Adding extra salt, sugar, or fats is a normal part of the process. This enhances the taste and form of the food significantly, and incidentally, extends its shelf-life.
Most of the extra-tasty, crunchy, or ready-to-eat products fall into this category. They’re pretty easy to identify, and here are some of the most popular items:
  • Cereal
  • Potato chips
  • Salted nuts
  • Sweetened fruit juices
  • Cake mix
  • Mayonnaise sauce
  • Italian dressing
  • Pickles
  • Curry powder
  • Yogurt
  • Cookies
  • Cheddar cheese
  • Sausage
  • Pasta

Ultra-Processed Foods

Ultra-processed foods are characterized by being quite different from their natural form. Also, by the huge amount of additives that go into the mix.
Artificial sweeteners, synthetic flavors, preservatives, and bulking agents top the list of chemical food additives. There are plenty more materials that food factories incorporate into these super-processed foods.
The main reason is to make a food product irresistible to the palate. Other causes include improving other aspects of the product, like its smell or consistency.
Moreover, many vegan products can mimic real foods by tossing in some additives. This helps in selling vegan foods to a larger base of consumers.
It’s easy to spot ultra-processed foods from the long list of ingredients on their labels. Here are some examples of these foods:
  • Chicken nuggets
  • Hamburger
  • Candy
  • Fizzy drinks
  • Energy drinks
  • Hot dog
  • Frozen dinners
  • Protein shakes
  • Diet ice-cream
  • Margarine
  • Imitation cheese
  • Vegan burger
  • Crab paste

Are Processed Foods Unhealthy?

Here’s a fact: human physiology hasn’t changed much since the time cavemen roamed the earth. Clearly, there are significant lifestyle differences from then to now, but that did not reflect on the evolution of the human biological system.
Another interesting fact: biology was tailored to suit historic humans more than contemporary ones. This is primarily why nutritional regimens like the Paleo diet gained popularity these past few years.
The excessive amounts of sugar, salt, unhealthy fat, and chemicals people consume nowadays eventually overload their systems. Modern-time illnesses like autoimmune diseases, cancer, allergies, food intolerance, cardiovascular diseases, metabolic disorders, and a host of other health issues.
Additionally, obesity is becoming a national and even global health issue. Unfortunately, it comes with a host of secondary problems that affect individuals severely.
That’s why many health professionals, functional medicine specialists, and nutritionists advocate steering clear of highly processed foods.

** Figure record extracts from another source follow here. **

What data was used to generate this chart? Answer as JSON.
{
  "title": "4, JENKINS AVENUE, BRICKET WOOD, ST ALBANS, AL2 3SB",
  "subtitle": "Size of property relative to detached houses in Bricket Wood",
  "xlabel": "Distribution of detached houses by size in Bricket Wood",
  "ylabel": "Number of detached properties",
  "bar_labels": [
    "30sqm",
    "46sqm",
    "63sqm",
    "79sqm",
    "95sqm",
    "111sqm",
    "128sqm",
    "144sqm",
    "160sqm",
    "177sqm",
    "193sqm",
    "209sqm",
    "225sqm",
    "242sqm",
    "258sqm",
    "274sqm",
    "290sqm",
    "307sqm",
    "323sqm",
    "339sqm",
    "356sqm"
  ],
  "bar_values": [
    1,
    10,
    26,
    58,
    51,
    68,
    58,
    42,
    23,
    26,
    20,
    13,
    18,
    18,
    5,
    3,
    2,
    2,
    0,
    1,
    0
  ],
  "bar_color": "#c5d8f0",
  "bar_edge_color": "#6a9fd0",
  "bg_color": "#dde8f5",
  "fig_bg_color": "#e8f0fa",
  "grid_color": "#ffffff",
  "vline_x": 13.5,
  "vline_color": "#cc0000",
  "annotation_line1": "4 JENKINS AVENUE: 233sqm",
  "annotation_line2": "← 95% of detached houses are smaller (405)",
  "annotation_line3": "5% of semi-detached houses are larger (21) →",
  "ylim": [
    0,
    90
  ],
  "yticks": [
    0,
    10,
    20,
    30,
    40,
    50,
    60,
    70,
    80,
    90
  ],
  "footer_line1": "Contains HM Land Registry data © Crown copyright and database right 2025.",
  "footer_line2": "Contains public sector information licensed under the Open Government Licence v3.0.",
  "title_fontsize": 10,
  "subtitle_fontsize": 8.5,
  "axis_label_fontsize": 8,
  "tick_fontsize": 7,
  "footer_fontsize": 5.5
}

How to Choose Healthy Processed Foods?

Lightly processed foods are often the best options. A diet that consists primarily of natural products is usually associated with better health outcomes than heavily processed foods.
As an example, the Mediterranean diet relies mostly on fresh stuff. The people who cook like that regularly usually look and feel great. They’re also known to live long and have active lives.
As a rule of thumb, if the food isn’t recognizable, differs too much from its natural form, or if its label has more than three ingredients, then it’s probably not too healthy.

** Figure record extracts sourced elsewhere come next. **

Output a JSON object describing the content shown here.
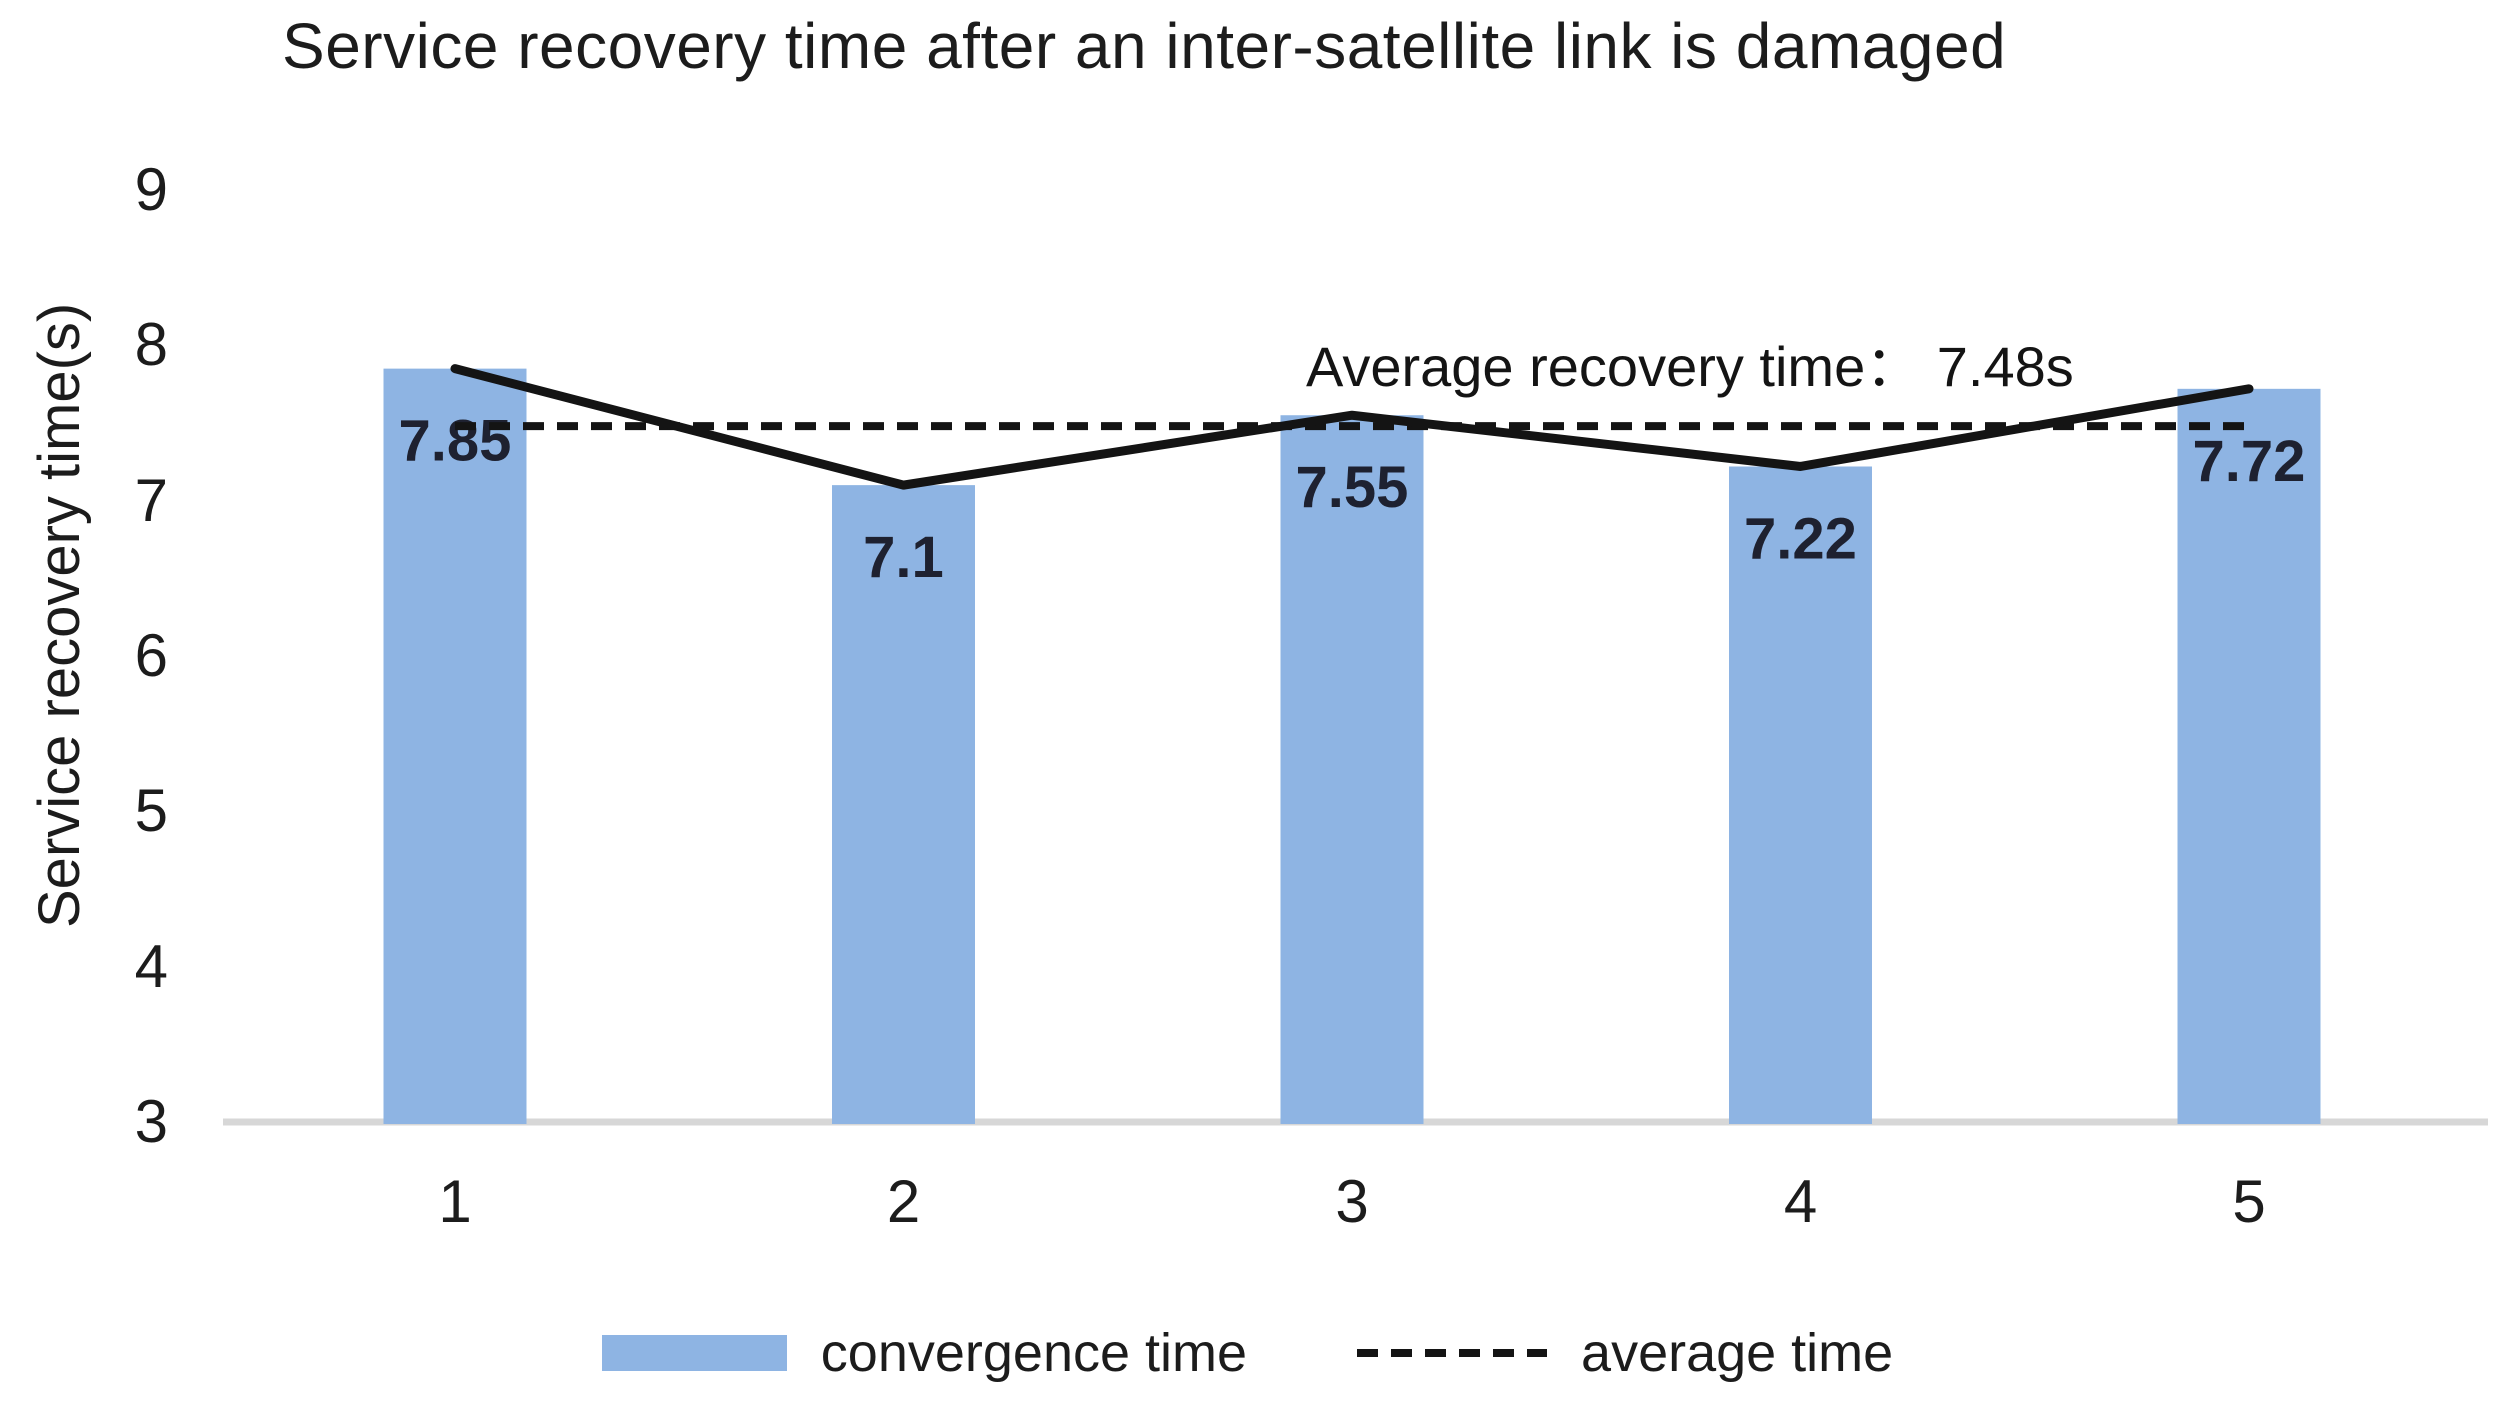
{
  "chart_data": {
    "type": "bar",
    "title": "Service recovery time after an inter-satellite link is damaged",
    "ylabel": "Service recovery time(s)",
    "xlabel": "",
    "categories": [
      "1",
      "2",
      "3",
      "4",
      "5"
    ],
    "series": [
      {
        "name": "convergence time",
        "type": "bar",
        "values": [
          7.85,
          7.1,
          7.55,
          7.22,
          7.72
        ],
        "color": "#8EB4E3"
      },
      {
        "name": "convergence time trend",
        "type": "line",
        "values": [
          7.85,
          7.1,
          7.55,
          7.22,
          7.72
        ],
        "color": "#141414",
        "in_legend": false
      },
      {
        "name": "average time",
        "type": "dashed-line",
        "value": 7.48,
        "color": "#141414"
      }
    ],
    "data_labels": [
      "7.85",
      "7.1",
      "7.55",
      "7.22",
      "7.72"
    ],
    "ylim": [
      3,
      9
    ],
    "yticks": [
      9,
      8,
      7,
      6,
      5,
      4,
      3
    ],
    "grid": false,
    "annotation": "Average recovery time： 7.48s",
    "average_value": 7.48,
    "legend_position": "bottom",
    "legend": [
      {
        "label": "convergence time",
        "swatch": "bar"
      },
      {
        "label": "average time",
        "swatch": "dashed"
      }
    ],
    "colors": {
      "bar": "#8EB4E3",
      "line": "#141414",
      "axis": "#D7D7D7",
      "bar_label": "#1E2130",
      "text": "#1C1C1C"
    }
  }
}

Any food that isn’t picked straight from a plant or collected directly from a farm animal is processed food. And since most people live in cities, away from farms, they’re bound to use food that comes from a process.
The trick is to look for foods that are minimally processed, as these are known to be the healthiest choices.
Then again, eating the occasional burger or frozen dinner isn’t really the end of the world. As long as it doesn’t become a habit, then people should enjoy their life. Everything in moderation is always good.